Developing Differentiable Long-Range Force Field for Proteins with E(3) Neural Network Predicted Asymptotic Parameters

Zheng Cheng,Hangrui Bi,Siyuan Liu,Junmin Chen,Kuang Yu,Alston J. Misquitta
DOI: https://doi.org/10.26434/chemrxiv-2024-kkb5h-v2
2024-05-29
Abstract:Accurately describing long-range interactions is a significant challenge in molecular dynamics (MD) simulations of proteins. And high-quality long-range potential is also an important component of range-separated machine learning force field. This study introduces a comprehensive asymptotic parameter database, encompassing atomic multipole moments, polarizabilities, and dispersion coefficients. Leveraging active learning, our database comprehensively represents protein fragments with up to 8 heavy atoms, capturing their conformational diversity with merely 78,000 data points. Additionally, E(3) neural network (E3NN) is employed to predict the asymptotic parameters directly from the local geometry. The E3NN models demonstrate exceptional accuracy and transferability across all asymptotic parameters, achieving an R2 of 0.999 for both protein fragments and 20 amino acid dipeptide test sets. The long range electrostatic and dispersion energies can be obtained using the the E3NN-predited parameters, with an error of 0.07 and 0.02 kcal/mol, respectively, when compared to Symmetry-Adapted Perturbation Theory (SAPT). Therefore, our force fields demonstrate the capability to accurately describe long-range interactions in proteins, paving the way for the nextgeneration protein force fields.
Chemistry
What problem does this paper attempt to address?

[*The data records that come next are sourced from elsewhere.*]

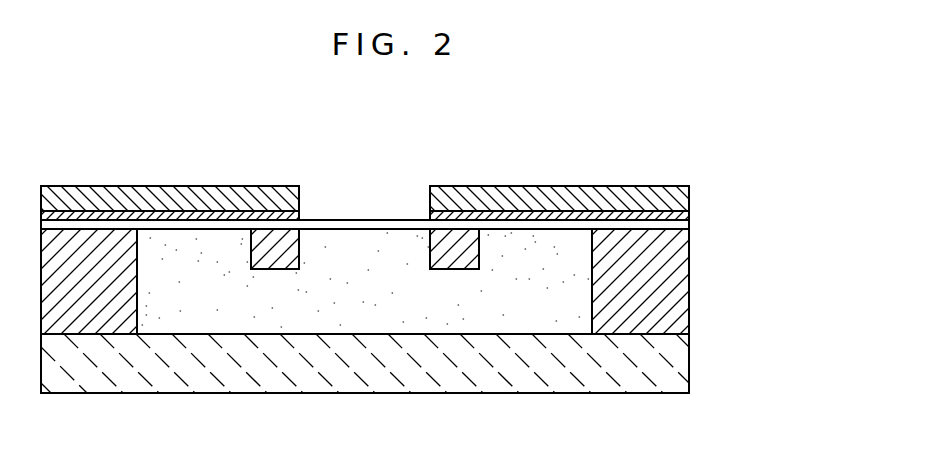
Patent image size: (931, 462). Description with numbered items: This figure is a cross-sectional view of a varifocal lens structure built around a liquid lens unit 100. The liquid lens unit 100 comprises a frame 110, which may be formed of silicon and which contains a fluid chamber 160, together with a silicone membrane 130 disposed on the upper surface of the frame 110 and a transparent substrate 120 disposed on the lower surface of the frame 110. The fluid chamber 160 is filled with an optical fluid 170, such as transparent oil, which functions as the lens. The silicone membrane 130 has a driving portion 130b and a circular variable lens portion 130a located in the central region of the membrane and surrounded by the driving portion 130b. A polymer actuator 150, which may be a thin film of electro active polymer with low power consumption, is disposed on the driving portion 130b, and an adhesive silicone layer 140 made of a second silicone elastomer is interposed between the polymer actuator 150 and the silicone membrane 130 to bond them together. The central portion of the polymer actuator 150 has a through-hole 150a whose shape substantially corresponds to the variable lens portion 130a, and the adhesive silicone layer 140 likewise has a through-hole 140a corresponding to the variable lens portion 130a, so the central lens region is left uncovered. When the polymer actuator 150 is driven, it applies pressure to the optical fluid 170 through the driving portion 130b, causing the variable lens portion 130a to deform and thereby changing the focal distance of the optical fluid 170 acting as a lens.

The liquid lens unit 100 is at (790, 225).
The frame 110 is at (689, 285).
The transparent substrate 120 is at (689, 366).
The silicone membrane 130 is at (689, 229).
The variable lens portion 130a is at (360, 226).
The driving portion 130b is at (545, 226).
The adhesive silicone layer 140 is at (689, 217).
The through-hole 140a is at (430, 216).
The polymer actuator 150 is at (689, 197).
The through-hole 150a is at (430, 189).
The fluid chamber 160 is at (345, 308).
The optical fluid 170 is at (530, 310).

This paper aims to address the challenge of describing long-range interactions in protein molecular dynamics (MD) simulations. Existing force fields typically use empirical parameters and simple functional forms, but they fail to accurately capture the microscopic details of the potential energy surface, limiting their ability to predict macroscopic properties. The study introduces a comprehensive asymptotic parameter database, including atomic multipole moments, polarizability, and dispersion coefficients, and uses an active learning approach to predict these parameters directly from local geometric structures using the E(3) neural network (E3NN). The E3NN model demonstrates high accuracy and transferability on various parameters, with errors of 0.07 and 0.02 kcal/mol for charge electrostatics and dispersion energy, respectively, compared to Symmetry-Adapted Perturbation Theory (SAPT). This indicates that their force field can accurately describe the long-range interactions of proteins, laying the foundation for the development of next-generation protein force fields.